13.6.10

Tempo

Às 10h30, Flávia se levantou. Quando acordou, pensou ser um dia como outro qualquer. Mas não seria. Após dormir putíssima no quarto de empregada porque todas as camas da casa, inclusive a sua, estavam ocupadas por pessoas embriagadas, foi acordada por essas mesmas pessoas, que não mais estavam embriagadas às 10h daquele sábado.
Ligou a televisão, o jogo da Argentina ainda não havia começado - era só às 11h. Aproveitou pra lavar o rosto e comer qualquer preenche-estômago. Pegou no quarto o cobertor laranja e se jogou no sofá. 1x1. Pensou em fazer seu próprio almoço. Tomou banho, um longo banho. Aproveitou a água quente do banho pra encher uma bacia, onde posteriormente mergulharia as mãos e passaria alicate nas cutículas enquanto assistia tv. Vida banal. Já sentia fome demais pra pensar em cozinhar qualquer coisa. Esquentou um pedaço da lasanha velha da geladeira. Nervos à flor da pele, deu um chilique. Não aguentava mais a falta de objetivo na vida.
Pegou a bicicleta na garagem e desceu oito quadras pra assistir o primeiro tempo de Inglaterra x EUA com elas. Foram comer feijoada no restaurante; Flávia foi pra assistir o segundo tempo. 1x1. Muito frio no Brasil.
Voltou pra casa, pegou a mãe no contrapé. Vem aqui, deixa eu te mostrar. Comprou passagens internacionais de ida e volta. Um mês e cinco dias fora deveriam lhe servir pra botar rumo na vida. Ou pra tirar de vez, mas essa não era a ideia. Fez reservas e escreveu emails de consulta. Se animou.
Foi pro boteco onde estavam elas. Comeu. Quase não bebeu. Conversou, se animou. Contestou. Foi contestada. Fez piada. Riu de piada. Anseou pela viagem. Planejou. Não hesitou. Recebeu uma mensagem no celular. Se chocou. Não soube o que fazer. Nunca sabia o que fazer. Na verdade, não havia nada que pudesse fazer.
Não dormiu. Quis chorar. Quis chamar, não podia. Era alheia à história. Alheia, não indiferente. Mas não deveria ser ela a pessoa a contar. Imaginou muitas coisas. Cogitou outras mil. Não quis. Se preocupou. Quis poder ajudar. Quis poder. Quis.
Quis, mas não era ninguém. Não era nada pra ninguém, nem tinha a pretensão de sê-lo: os is estavam todos pingados, e nenhum respingava nela. Mas se preocupou, como se preocuparia com qualquer outra pessoa querida.

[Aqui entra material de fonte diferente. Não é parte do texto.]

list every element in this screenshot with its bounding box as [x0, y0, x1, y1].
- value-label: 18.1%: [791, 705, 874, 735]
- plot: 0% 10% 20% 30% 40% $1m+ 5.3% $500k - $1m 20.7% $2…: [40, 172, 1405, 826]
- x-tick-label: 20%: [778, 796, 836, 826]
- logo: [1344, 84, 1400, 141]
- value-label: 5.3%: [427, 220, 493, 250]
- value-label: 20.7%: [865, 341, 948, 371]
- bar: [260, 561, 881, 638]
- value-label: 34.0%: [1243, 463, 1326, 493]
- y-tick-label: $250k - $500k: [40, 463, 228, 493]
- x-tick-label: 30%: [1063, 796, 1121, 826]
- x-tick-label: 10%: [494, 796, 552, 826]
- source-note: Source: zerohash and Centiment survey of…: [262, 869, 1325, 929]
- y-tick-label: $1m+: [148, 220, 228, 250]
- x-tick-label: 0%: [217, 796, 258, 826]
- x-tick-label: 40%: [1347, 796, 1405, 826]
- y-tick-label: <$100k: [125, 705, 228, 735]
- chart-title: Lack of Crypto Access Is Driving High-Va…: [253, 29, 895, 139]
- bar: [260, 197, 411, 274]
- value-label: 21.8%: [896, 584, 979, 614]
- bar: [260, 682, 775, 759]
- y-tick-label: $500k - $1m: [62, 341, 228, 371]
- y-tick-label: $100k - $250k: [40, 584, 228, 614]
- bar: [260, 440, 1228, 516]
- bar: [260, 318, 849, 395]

Você não gosta de dar trabalho. Dar trabalho, eventualmente, é inevitável. Não é meu o ombro que você vai escolher pra chorar, mas eu certamente espero que você escolha algum. Só me prometa chorar. Porque as lágrimas, elas nunca são desejadas, mas quase sempre são necessárias. Você me ensinou isso no dia em que eu me senti patética por desabar na sua frente.

Flávia acordou pensando ser só mais um dia do mês. Mas não foi. Nem pra ela, nem pra ninguém.